3.2 Komponen Minyak Atsiri
Analisis GC–MS menghasilkan identifikasi 39 komponen untuk E. campestre EO (Tabel 2 ). Komponen utama EO meliputi germakrena D (36,90%), kampestrolida (18,54%), salvial-4(14)-en-1-on (4,55%), dan α-bisabolol (4,25%). Seperti yang disajikan, senyawa utama E. campestre EO dalam penelitian ini tersusun atas terpena dan terpenoid, dan yang lainnya terdiri atas konstituen aromatik dan alifatik.

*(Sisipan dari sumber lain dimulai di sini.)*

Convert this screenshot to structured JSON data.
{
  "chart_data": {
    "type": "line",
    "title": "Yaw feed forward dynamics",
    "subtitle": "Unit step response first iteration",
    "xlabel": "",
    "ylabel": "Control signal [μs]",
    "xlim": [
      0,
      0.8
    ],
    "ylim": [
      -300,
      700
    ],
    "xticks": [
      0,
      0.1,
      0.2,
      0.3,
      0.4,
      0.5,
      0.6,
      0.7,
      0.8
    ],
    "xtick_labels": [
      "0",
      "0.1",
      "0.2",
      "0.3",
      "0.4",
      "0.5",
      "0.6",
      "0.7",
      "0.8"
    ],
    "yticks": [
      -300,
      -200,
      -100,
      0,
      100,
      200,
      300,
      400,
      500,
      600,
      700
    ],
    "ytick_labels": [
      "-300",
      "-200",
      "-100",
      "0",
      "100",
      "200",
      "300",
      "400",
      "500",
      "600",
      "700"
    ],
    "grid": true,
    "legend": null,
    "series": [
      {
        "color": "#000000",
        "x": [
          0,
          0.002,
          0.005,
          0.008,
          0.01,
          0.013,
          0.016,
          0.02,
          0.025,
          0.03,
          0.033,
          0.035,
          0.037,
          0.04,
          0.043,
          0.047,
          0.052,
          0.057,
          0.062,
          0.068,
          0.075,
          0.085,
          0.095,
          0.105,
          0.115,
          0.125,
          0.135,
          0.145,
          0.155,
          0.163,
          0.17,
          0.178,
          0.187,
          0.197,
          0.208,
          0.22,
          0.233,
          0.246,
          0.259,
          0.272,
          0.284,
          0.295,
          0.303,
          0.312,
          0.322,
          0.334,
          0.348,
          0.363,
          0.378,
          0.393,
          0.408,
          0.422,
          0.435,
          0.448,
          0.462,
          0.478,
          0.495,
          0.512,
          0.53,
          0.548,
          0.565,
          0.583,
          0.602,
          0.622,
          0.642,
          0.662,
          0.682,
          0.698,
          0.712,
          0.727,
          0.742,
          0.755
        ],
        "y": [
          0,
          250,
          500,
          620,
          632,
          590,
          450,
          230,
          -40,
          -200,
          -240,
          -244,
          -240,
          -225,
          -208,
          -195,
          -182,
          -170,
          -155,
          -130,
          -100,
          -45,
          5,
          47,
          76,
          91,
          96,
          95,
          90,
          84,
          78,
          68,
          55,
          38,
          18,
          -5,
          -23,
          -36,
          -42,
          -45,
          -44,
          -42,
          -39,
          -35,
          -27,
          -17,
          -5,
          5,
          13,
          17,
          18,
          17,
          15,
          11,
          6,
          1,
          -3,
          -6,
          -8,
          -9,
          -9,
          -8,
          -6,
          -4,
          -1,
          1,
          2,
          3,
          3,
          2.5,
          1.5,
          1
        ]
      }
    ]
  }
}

Kampestrolida ditemukan oleh Medbouhi et al. ( 2018 ) sebagai lakton cincin 17-anggota yang tidak umum dan ditemukan secara alami di E. campestre EO yang memiliki ikatan asetilenik terkonjugasi dan aktivitas sitotoksik (Medbouhi et al. 2018 ). Hasil kami mengonfirmasi laporan sebelumnya oleh Medbouhi et al. ( 2019 ) bahwa konstituen volatil utama yang diperoleh dari bagian udara Eryngium campestre adalah germacrene D (53,4%), Campestrolide (35,3%), dan Germacrene B (21,5%) (Medbouhi et al. 2019 ). Kandungan germacrene D yang lebih rendah dalam penelitian kami dapat dikaitkan dengan faktor-faktor seperti asal tanaman, kondisi lingkungan, waktu pemanenan, atau metode ekstraksi, yang semuanya dapat memengaruhi komposisi EO. Perbedaan-perbedaan ini dapat memengaruhi profil bioaktivitas EO, terutama potensi sitotoksik dan antimikrobanya. Selain itu, Arabpoor et al. ( 2021 ) melaporkan bahwa komponen utama Eryngium campestre adalah germacrene, yang telah dilaporkan memiliki aktivitas antimikroba yang kuat (Medbouhi et al. 2019 ; Arabpoor et al. 2021 ).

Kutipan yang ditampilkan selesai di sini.